Don't Look Up (Every Token): Escaping Quadratic Complexity via Geometric Patterns and Algorithms

Large Language Models (LLMs) have brought about a significant change in the field of artificial intelligence, where they have transitioned in scope from being specialized research tools to common resources that drive the next generation of software. With increasing model parameters and training data, LLMs demonstrate new abilities in reasoning, code generation, and solving complex problems that were once considered unattainable. However, scaling these models effectively for long-context applications uniquely poses a challenge. This is primarily due to the inherent limitations of the self-attention mechanism, which has quadratic time complexity. This quadratic bottleneck hinders applications for long documents, high-resolution images, and large codebases, among others.

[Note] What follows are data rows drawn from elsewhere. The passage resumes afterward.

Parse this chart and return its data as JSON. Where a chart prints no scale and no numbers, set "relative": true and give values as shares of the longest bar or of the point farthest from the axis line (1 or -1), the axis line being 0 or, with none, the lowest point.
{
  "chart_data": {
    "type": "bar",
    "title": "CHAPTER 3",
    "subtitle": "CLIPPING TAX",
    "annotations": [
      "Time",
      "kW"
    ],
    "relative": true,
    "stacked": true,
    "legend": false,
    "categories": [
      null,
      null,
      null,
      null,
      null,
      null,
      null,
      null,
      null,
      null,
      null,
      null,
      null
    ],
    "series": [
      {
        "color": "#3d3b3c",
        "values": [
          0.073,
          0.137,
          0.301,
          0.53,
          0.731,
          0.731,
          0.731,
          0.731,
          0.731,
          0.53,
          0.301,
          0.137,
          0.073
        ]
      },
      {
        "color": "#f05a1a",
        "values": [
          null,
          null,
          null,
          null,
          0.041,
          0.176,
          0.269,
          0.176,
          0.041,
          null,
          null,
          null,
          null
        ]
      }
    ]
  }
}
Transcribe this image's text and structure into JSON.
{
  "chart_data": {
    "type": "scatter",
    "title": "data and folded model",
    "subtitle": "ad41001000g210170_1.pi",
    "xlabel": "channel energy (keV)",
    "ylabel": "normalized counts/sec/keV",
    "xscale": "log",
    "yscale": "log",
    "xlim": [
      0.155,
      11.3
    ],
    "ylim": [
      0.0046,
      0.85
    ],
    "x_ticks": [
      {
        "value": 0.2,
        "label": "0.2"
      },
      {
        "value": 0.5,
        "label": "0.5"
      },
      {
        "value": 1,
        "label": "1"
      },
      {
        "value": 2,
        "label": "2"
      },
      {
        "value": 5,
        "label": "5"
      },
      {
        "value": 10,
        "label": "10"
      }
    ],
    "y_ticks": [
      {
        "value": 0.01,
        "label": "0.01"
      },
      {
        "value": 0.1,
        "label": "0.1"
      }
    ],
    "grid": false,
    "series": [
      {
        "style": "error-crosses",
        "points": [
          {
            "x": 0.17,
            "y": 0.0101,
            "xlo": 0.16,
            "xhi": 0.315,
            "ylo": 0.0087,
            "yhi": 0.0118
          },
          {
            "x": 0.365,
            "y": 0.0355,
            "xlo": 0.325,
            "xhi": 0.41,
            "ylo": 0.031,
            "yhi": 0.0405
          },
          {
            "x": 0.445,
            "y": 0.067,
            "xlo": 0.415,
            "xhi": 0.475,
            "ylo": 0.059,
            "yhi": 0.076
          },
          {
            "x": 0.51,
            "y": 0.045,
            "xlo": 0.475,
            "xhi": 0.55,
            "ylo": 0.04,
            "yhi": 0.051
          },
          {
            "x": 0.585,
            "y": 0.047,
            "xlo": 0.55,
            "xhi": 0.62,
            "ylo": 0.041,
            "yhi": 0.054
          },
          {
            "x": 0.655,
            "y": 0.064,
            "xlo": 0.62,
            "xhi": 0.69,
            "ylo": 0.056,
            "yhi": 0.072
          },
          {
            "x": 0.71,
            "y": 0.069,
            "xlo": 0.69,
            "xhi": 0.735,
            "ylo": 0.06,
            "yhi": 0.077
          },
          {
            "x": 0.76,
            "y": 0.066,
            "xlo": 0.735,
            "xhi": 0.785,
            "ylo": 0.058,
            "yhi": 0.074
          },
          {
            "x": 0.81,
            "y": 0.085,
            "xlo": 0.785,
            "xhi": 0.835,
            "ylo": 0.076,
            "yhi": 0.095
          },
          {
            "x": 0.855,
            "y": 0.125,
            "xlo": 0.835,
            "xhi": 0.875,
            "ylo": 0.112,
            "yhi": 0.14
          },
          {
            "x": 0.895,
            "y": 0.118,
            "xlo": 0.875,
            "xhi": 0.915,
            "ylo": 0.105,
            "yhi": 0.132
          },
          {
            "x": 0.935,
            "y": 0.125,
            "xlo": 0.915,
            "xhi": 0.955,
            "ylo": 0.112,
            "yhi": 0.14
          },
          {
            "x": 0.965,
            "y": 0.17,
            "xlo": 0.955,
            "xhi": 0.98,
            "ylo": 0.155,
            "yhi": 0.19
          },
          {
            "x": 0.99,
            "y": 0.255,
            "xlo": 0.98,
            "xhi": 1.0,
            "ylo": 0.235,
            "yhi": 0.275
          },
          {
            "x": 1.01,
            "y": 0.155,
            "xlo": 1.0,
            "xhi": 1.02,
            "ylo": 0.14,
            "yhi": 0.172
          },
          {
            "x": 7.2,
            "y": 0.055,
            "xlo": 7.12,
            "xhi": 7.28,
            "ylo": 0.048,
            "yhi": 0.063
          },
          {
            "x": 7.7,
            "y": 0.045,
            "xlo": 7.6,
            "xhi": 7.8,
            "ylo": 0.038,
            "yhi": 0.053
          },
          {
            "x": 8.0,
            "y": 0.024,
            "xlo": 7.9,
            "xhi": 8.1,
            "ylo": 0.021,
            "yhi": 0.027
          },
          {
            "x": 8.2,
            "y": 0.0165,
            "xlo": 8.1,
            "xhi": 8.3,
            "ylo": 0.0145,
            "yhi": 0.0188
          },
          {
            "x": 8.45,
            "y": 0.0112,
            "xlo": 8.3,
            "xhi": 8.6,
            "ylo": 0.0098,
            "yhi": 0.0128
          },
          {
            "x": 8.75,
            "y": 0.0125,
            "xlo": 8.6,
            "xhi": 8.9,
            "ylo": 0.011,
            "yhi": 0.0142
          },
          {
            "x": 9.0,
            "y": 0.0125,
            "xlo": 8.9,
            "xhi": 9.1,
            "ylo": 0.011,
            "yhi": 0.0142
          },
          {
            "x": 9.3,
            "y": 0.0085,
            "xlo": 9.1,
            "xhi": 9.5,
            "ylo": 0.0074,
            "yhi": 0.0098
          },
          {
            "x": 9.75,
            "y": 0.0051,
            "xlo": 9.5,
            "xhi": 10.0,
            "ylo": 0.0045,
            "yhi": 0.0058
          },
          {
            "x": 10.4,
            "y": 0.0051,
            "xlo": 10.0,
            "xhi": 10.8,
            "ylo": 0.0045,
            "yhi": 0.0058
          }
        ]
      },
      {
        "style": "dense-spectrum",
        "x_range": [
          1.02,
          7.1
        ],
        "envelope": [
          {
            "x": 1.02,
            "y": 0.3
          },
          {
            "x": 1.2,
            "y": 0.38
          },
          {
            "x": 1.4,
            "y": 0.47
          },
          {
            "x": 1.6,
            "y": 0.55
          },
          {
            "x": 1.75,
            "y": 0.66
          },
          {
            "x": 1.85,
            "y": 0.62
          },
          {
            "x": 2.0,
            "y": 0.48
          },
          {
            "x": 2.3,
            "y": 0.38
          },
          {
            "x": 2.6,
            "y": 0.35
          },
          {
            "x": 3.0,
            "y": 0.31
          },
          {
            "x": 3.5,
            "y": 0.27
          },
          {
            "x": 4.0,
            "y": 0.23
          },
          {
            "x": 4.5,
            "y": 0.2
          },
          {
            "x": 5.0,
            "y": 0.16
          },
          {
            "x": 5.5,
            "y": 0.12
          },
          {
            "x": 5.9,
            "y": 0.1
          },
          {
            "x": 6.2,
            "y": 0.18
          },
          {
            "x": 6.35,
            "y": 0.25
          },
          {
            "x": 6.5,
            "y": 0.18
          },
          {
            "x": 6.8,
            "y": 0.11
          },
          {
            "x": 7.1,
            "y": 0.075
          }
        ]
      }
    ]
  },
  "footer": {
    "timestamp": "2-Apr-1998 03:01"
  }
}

However, what is interesting to observe is that effectively only a few parameters are used in token computation, and most calculations are sparse. Hence, sparsity emerges as an effective solution to this problem. Rather than relying on the entire attention matrix, one can utilize an approximate or sparse version of attention to achieve almost the same results much faster. The backbone of this approach is the idea that tokens do not require the entire context; they only need local context, and thus, most of the computation carried out is wasteful. In this blog, we analyze the types of attention patterns that emerge and how to use them to our advantage for faster and efficient LLMs.